O livro citado é a biografia de Diógenes da Cunha Lima, pai. Na recente segunda leitura que fiz, percebi mais o quanto o autor foi feliz em manter vivo o perfil de um homem bom, simples, inteligente, cheio de ternura e de amor: “Sua vida foi rica, lírica, e, no melhor sentido, humana”. Seu semblante chamava a atenção por dois traços marcantes: o sorriso quase constante e os olhos bem azuis, com um olhar de intenso brilho. Diogenes, o autor, diz que ficou na dúvida quanto ao melhor título, Um Sorriso Solidário, ou, Sob Um Olhar Azul, e conclui: “O olhar venceu o sorriso”. No caso, digo eu: o poeta falou mais alto.
Diógenes da Cunha Lima chegou a Nova Cruz no começo da década de 1930, vindo da Paraíba, para se fixar no comércio de tecidos. Lá, conheceu a bonita jovem Eunice, filha de Francisco Targino Pessoa e Olindina Ramalho Pessoa, casal dos mais prestigiados na região. Eunice, ainda aluna da Escola Doméstica de Natal, e Diógenes logo passaram a namorar, noivaram e se casaram, em 1933. Desse bonito casal, nasceram seis filhos: Aryam (falecido), Gilma, Diogenes, Daladier, Marcelo e Olindina. Durante a fase de noivado, a família de Eunice alternou a morada entre Nova Cruz, Natal e São José de Campestre, o que obrigou o noivo a enviar à noivinha cartas para expressar seu afeto, seu bem-querer e seu grande amor.

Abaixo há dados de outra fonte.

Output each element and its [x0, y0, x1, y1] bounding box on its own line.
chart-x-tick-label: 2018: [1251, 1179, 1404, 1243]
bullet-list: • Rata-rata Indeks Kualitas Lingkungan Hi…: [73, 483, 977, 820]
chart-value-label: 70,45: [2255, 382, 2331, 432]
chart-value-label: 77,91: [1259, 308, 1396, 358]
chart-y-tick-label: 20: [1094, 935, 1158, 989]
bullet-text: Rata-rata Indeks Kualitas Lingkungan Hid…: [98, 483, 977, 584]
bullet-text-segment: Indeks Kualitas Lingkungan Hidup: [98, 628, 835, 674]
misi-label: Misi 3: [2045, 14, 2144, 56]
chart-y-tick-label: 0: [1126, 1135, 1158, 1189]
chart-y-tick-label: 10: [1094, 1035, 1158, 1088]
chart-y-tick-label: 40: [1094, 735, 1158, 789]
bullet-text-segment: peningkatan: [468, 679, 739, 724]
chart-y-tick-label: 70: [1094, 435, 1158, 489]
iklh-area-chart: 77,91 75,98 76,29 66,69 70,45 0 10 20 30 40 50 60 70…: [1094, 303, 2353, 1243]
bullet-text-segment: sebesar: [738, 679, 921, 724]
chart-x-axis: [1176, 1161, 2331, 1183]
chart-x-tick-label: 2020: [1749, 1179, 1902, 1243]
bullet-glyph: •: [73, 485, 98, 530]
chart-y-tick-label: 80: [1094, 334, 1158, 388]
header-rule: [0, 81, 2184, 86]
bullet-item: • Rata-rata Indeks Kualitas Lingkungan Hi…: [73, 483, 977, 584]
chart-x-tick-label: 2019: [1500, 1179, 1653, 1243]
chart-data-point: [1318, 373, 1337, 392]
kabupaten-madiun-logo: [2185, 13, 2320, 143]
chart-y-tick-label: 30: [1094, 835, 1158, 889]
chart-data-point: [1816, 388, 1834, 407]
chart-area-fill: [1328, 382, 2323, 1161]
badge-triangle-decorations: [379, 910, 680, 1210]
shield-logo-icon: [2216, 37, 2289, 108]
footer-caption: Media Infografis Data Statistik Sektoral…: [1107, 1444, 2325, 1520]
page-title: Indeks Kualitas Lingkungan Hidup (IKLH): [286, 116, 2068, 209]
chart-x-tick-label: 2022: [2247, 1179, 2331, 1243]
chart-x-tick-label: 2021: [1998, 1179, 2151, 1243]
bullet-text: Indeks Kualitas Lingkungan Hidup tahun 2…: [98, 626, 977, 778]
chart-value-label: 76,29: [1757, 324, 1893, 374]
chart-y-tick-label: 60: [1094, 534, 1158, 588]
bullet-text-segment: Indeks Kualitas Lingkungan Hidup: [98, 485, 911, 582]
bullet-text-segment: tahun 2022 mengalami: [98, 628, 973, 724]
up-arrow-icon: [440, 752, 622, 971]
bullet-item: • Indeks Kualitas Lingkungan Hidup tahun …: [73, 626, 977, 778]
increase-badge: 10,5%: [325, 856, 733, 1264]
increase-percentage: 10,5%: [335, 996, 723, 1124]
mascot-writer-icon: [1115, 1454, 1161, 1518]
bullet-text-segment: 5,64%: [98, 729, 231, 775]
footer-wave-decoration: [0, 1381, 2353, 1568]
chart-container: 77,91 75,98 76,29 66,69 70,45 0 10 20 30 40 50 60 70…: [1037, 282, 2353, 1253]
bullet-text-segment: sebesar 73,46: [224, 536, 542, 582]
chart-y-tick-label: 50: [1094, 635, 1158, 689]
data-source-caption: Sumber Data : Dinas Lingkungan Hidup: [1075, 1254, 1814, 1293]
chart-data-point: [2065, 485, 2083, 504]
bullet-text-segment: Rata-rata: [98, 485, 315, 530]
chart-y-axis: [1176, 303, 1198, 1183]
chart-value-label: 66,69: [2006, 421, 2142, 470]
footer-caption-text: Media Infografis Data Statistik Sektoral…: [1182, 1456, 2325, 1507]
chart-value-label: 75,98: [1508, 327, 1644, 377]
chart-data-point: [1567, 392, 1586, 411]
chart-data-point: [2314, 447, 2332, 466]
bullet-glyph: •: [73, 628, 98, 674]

Eis o resumo de carta do noivo, Diógenes, para a noiva, ”Dileta Eunice”, de 25 de maio de 1932, transcrita no livro Sob Um Olhar Azul: “Estou de posse da tua missiva de ontem, que me trouxe uma confortadora consolação. Vejo bem que tu ainda sabes amar ao teu noivo; que não arrefece e nem arrefecerá nunca jamais uma só parcela da tua amizade e dos teus afetos por mim. (...) Longe, bem longe, onde me levasse o destino, eu não esqueceria a ti, como não esqueci. (...) És tu, Nicinha, a mensageira das minhas venturas. (...) Saudades do teu noivo, Diógenes”.
Além de várias outras cartas repletas de ternura, há um diário com registros semelhantes, escritos pelo noivo. Há ainda missiva de Diógenes a Francisco Targino, futuro sogro, pedindo Eunice em casamento: “Tomo a devida liberdade de pedir em casamento a sua dileta filhinha Eunice. Sei que você bem me conhece. Entretanto, quero adiantar-lhe que, apesar dos esforços, sou desprovido de bens materiais. (...) Seu amigo atento Diógenes da Cunha Lima”. Podemos, então, dizer: “o tempora! o mores!” Ó tempos! Ó costumes! Bem assim, rápido uma conclusão vem à mente: muitas cartas antigas, através do tempo, guardam em suas linhas – entre outros fatos e vivências – lindas histórias de amor.